An increasing crackdown on drugs helped Turkey to deal with "narcoterrorism," or profits for terrorist groups from the drug trade, Turkish officials say. Narcoterrorism profits the PKK, an internationally recognized terrorist group that has pursued a campaign of violence against Turkey since the 1980s. The PKK terrorist group earns $1.5 billion from drug trafficking annually, according to the Turkish National Drug Report for 2018. The PKK controls about 80% of the drug trade in Europe, earning around $1.5 billion per year, according to Interior Minister Süleyman Soylu.

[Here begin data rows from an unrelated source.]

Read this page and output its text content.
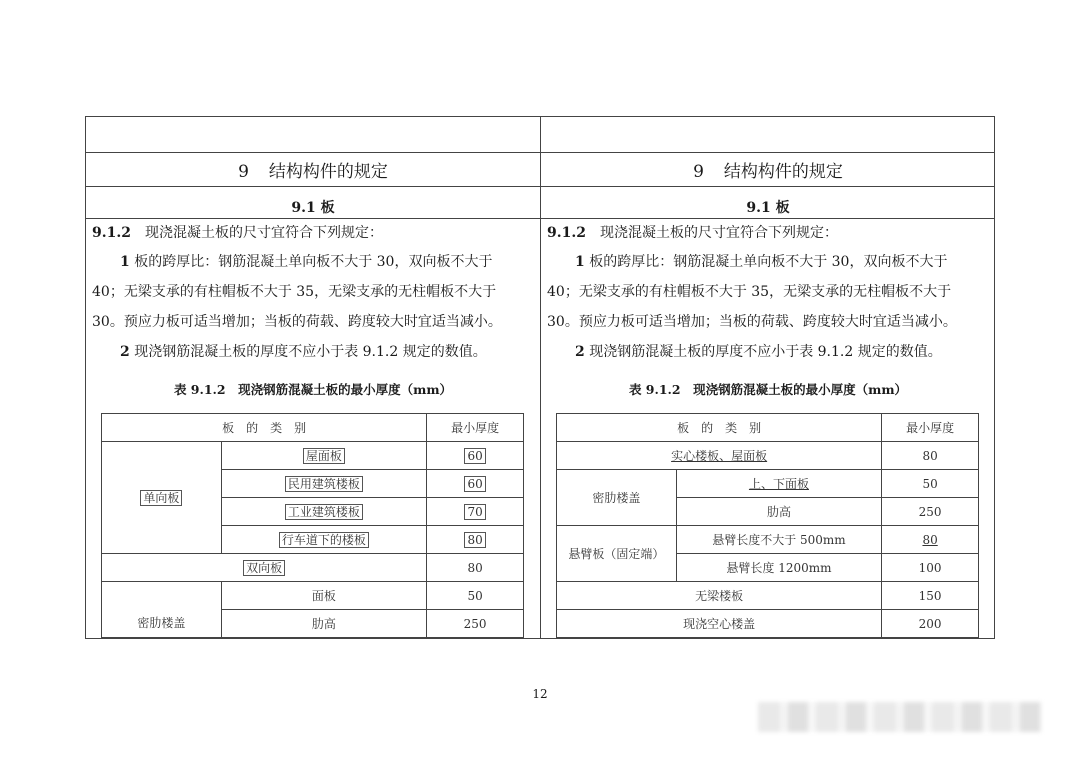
9 结构构件的规定
9.1 板
9.1.2　 现浇混凝土板的尺寸宜符合下列规定：
1 板的跨厚比：钢筋混凝土单向板不大于 30，双向板不大于
40；无梁支承的有柱帽板不大于 35，无梁支承的无柱帽板不大于
30。预应力板可适当增加；当板的荷载、跨度较大时宜适当减小。
2 现浇钢筋混凝土板的厚度不应小于表 9.1.2 规定的数值。
表 9.1.2　现浇钢筋混凝土板的最小厚度（mm）
板　的　类　别		最小厚度
单向板	屋面板	60
	民用建筑楼板	60
	工业建筑楼板	70
	行车道下的楼板	80
双向板		80
密肋楼盖	面板	50
	肋高	250
9 结构构件的规定
9.1 板
9.1.2　 现浇混凝土板的尺寸宜符合下列规定：
1 板的跨厚比：钢筋混凝土单向板不大于 30，双向板不大于
40；无梁支承的有柱帽板不大于 35，无梁支承的无柱帽板不大于
30。预应力板可适当增加；当板的荷载、跨度较大时宜适当减小。
2 现浇钢筋混凝土板的厚度不应小于表 9.1.2 规定的数值。
表 9.1.2　现浇钢筋混凝土板的最小厚度（mm）
板　的　类　别		最小厚度
实心楼板、屋面板		80
密肋楼盖	上、下面板	50
	肋高	250
悬臂板（固定端）	悬臂长度不大于 500mm	80
	悬臂长度 1200mm	100
无梁楼板		150
现浇空心楼盖		200
12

UNODC says Iran reported that 75% of the morphine and 75% of the heroin seized on its territory in 2018 had been trafficked via Pakistan and the rest had been smuggled directly from Afghanistan. In most cases, heroin is then smuggled to Turkey, and from there, to Europe, either via the western branch of the route via Bulgaria to various western Balkan countries or, to a lesser extent, via the eastern branch of the route via Bulgaria and then to Romania and Hungary, before reaching the main consumer markets in western and central Europe.

Another section of the report delves into captagon, a drug whose use is prevalent among terrorist groups like Daesh. The report says Syria, Lebanon, Libya and Sudan are source countries and highlights that Turkey reported its territory continued to be used as a transit area for trafficking captagon tablets manufactured in Syria.

Turkey also reports progress in ecstasy seizures. In 2018, it seized its largest national total of ecstasy at 2 tons and captured drugs originating mainly in the Netherlands and Belgium. Australia, meanwhile, has reported that Turkey was the main transit country for shipments from Europe to the continent.